IFF Mark II was the first operational identification friend or foe (IFF) system. It was developed by the Royal Air Force just before the start of World War II. After a short run of prototype Mark Is, used experimentally in 1939, the Mark II began widespread deployment at the end of the Battle of Britain in late 1940. It remained in use until 1943, when it began to be replaced by the standardised IFF Mark III, which was used by all Allied aircraft until long after the war ended.
The Mark I was a simple system that amplified the signals of the British Chain Home radar systems, causing the aircraft’s “blip” to extend on the radar display, identifying the aircraft as friendly. Mark I had the problem that the gain had to be adjusted in flight to keep it working; in the field, it was correct only half the time. Another problem was that it was sensitive to only one frequency and had to be manually tuned to different radar stations. In 1939, Chain Home was the only radar of interest and operated on a limited set of frequencies but new radars were already entering service and the number of frequencies was beginning to multiply.
Mark II addressed both these problems. An automatic gain control eliminated the need to adjust the gain, making the device much more likely to be working properly when interrogated. To work with many types of radar, a complex system of motorised gears and cams constantly shifted the frequency through three wide bands, scanning each every few seconds. These changes automated the operation of the device and made it truly useful for the first time; previously, operators could not be sure if a blip was an enemy aircraft or a friendly one with a maladjusted IFF. Originally ordered in 1939, installation was delayed during the Battle of Britain and the system became widely used from the end of 1940.
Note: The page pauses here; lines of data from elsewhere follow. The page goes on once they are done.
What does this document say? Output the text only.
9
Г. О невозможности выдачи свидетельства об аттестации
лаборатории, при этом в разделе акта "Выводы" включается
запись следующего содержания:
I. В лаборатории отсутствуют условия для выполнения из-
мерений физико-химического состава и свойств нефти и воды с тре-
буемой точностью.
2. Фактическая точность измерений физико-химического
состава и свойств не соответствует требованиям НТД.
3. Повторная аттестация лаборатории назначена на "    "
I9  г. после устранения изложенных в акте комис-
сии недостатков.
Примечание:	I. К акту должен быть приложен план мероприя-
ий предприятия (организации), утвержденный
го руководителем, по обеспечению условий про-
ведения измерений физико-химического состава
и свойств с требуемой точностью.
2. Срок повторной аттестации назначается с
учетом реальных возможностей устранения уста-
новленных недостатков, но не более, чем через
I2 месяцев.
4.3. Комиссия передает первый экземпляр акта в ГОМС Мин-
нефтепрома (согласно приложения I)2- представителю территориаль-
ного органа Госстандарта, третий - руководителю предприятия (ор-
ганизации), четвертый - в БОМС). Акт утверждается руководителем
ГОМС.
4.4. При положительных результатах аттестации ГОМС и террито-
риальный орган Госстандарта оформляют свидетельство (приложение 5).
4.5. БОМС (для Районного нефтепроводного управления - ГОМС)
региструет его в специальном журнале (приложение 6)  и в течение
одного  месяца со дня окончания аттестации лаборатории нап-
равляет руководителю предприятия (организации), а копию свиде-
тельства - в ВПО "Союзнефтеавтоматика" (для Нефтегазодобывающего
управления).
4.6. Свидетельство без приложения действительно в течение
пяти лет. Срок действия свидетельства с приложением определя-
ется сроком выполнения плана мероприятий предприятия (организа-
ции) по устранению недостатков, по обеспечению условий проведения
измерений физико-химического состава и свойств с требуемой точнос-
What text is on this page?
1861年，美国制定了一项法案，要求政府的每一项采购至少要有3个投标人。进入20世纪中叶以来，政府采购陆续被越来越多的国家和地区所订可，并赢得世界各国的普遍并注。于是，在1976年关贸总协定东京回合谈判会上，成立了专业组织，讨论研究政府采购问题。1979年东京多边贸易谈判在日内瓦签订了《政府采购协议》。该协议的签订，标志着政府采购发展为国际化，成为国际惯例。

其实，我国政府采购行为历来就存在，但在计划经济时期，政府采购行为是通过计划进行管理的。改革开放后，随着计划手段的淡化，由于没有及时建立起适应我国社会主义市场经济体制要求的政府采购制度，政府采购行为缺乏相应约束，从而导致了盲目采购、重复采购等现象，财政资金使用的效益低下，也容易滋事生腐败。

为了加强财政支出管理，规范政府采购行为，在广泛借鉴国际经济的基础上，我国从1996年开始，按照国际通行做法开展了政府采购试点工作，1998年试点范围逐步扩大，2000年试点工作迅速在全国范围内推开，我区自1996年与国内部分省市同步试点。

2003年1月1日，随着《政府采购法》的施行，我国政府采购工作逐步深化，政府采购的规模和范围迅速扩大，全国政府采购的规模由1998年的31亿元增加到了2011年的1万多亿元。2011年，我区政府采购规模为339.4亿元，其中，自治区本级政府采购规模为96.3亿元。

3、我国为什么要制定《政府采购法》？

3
Although the Mark II’s selection of frequencies covered the early war period, by 1942 so many radars were in use that a series of sub-versions had been introduced to cover particular combinations of radars. The introduction of new radars based on the cavity magnetron required different frequencies to which the system was not easily adapted. This led to the introduction of the Mark III, which operated on a single frequency that could be used with any radar; it also eliminated the need for the complex gear and cam system. Mark III began entering service in 1943 and quickly replaced the Mark II.